Here's a 'who's who' of the instantly iconic Vanity Fair photo of the new women of Congress

Martin Schoeller for Vanity Fair(From left to right) Alexandria Ocasio-Cortez, Ayanna Pressley, Ilhan Omar, Deb Haaland, Veronica Escobar, and Sharice Davids.
  • Vanity Fair recently published an article on Washington’s power players which included a now-iconic image of six new Congresswomen – Alexandria Ocasio-Cortez, Ayanna Pressley, Ilhan Omar, Deb Haaland, Veronica Escobar, and Sharice Davids.
  • The six new members are part of the most diverse class of Congress in US history.
  • Here’s who they are:

New York Representative Alexandria Ocasio-Cortez

Scott Eisen/Getty ImagesAlexandria Ocasio-Cortez speaks at a rally opposing Judge Brett Kavanaugh’s nomination to the Supreme Court in October 2018.

Alexandria Ocasio-Cortez, who represents New York’s 14th District, is the youngest woman ever elected to Congress.

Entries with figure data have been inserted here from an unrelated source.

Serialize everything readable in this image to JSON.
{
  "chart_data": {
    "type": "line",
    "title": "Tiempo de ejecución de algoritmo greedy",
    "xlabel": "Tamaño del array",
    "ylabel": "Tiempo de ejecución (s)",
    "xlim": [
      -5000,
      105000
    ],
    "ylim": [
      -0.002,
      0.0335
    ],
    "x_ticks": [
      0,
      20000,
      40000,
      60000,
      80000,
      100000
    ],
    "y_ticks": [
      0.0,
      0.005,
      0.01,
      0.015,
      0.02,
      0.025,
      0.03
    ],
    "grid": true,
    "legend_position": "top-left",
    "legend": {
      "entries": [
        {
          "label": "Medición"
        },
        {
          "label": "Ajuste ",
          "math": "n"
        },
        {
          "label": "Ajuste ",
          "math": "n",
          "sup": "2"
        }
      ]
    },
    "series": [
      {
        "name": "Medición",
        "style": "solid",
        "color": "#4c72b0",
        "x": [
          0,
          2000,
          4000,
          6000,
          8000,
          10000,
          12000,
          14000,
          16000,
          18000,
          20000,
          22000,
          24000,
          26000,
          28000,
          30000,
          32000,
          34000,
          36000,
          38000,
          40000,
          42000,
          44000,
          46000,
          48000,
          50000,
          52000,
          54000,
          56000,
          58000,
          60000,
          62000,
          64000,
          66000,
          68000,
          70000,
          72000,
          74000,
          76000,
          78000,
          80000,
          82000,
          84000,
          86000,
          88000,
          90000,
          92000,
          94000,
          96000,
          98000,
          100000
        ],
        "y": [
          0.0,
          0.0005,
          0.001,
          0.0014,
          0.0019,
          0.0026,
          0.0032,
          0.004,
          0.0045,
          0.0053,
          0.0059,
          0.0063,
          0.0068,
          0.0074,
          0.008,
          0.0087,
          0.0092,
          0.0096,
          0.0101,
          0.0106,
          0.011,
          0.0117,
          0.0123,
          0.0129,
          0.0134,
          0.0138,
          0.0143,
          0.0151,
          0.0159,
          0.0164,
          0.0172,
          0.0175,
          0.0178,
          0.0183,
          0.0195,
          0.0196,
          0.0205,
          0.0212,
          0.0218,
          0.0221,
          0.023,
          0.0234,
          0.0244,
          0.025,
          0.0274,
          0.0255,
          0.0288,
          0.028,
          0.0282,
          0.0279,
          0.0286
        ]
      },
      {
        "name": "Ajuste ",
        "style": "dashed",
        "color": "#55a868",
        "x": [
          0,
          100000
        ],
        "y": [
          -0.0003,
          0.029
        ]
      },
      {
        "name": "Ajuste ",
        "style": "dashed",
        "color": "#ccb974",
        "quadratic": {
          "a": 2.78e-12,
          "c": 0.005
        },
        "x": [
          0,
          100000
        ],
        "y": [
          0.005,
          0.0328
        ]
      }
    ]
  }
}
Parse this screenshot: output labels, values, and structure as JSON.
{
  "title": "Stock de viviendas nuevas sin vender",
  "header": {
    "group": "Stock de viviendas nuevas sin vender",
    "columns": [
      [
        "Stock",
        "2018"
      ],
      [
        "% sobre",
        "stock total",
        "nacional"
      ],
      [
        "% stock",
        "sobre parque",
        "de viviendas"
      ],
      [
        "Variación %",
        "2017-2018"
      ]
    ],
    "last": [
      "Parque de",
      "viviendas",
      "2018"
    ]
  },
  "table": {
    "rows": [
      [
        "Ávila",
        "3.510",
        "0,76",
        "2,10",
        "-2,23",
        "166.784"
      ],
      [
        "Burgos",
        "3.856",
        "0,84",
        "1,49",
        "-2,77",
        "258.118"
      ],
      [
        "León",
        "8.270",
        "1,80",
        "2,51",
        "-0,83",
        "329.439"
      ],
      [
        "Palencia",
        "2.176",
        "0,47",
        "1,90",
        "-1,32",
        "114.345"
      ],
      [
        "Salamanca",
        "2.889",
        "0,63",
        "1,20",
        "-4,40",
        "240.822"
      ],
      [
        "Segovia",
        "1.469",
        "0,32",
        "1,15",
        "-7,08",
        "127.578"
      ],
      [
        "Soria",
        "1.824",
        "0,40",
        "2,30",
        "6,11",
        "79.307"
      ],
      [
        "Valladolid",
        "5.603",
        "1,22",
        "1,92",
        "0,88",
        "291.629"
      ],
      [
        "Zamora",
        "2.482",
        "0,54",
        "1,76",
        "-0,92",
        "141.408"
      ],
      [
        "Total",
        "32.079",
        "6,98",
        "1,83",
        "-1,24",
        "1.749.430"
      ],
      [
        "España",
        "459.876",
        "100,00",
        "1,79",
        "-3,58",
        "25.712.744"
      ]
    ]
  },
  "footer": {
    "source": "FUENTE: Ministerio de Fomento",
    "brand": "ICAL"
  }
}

Ocasio-Cortez, who ran on a progressive platform and identifies as a democratic socialist, is a social media favourite with nearly two million Twitter followers. The young congresswoman beat veteran Democratic Rep. Joe Crowley in the primaries, shocking many in the Democratic Party.

Massachusetts Representative Ayanna Pressley

Ayanna Pressley, who represents Massachusetts’ 7th district, is the first African-American woman to ever represent the state in Congress. Pressley, a former Boston city councilwoman, ran on a progressive platform and ousted 10-term Rep. Michael Capuano in the primaries. Pressley ran on the basis that her district, the only majority minority in Massachusetts, needs to be represented by a leader who is at the forefront of the progressive movement and the anti-Trump “resistance.”

Minnesota Representative Ilhan Omar

Ilhan Omar, a representative from Minnesota’s 5th District, is the first Somali-American elected to Congress and one of the first two Muslim women elected to serve in Capitol Hill. Omar, who came to the US as a refugee, has previously said she plans “to hold this administration accountable and be a true check and balance.” She succeeded Keith Ellison, the first Muslim elected to Congress, who was elected Minnesota’s attorney general.

New Mexico Representative Deb Haaland

Deb Haaland, who represents New Mexico’s 1st district, is one of the first two Native American women elected to Congress. Haaland, a member of the Laguna Pueblo people and the daughter of two US veterans, is an attorney and previously served as chair of the Democratic Party in New Mexico. On Wednesday, she wore traditional Pueblo clothing during her swearing-in ceremony.

Texas Representative Veronica Escobar

(AP Photo/J. Scott Applewhite)Rep.-elect Veronica Escobar, D-Texas, with Rep. John Sarbanes, D-Md., right, joins House Democratic Leader Nancy Pelosi of California and newly-elected members at a news conference to discuss their priorities when they assume the majority in the 116th Congress in January, at the Capitol in Washington, Friday, Nov. 30, 2018.

Veronica Escobar, who represents Texas’ 16th District, is one of the first two Latinas to represent Texas in Congress. The former El Paso County judge succeeded Beto O’Rourke as he made an attempt to win a Texas Senate seat. Escobar is joined in her feat by Sylvia Garcia, a representative from Houston.

About 40% of Texans are Hispanic or Latino, but voters had never elected a Latina woman to either chamber of Congress.

Kansas Representative Sharice Davids

Sharice Davids, from Kansas’ 3rd District, is one of the two first Native American women elected to Congress. Davids, who is a lesbian, is also the first member of the LGBTQ community from Kansas to be elected to Congress. Davids is a professional mixed martial arts artist and a member of the Ho-Chunk tribe. In the 2018 primaries, Davids defeated fellow Democrat Brent Welder, who had been endorsed by Bernie Sanders.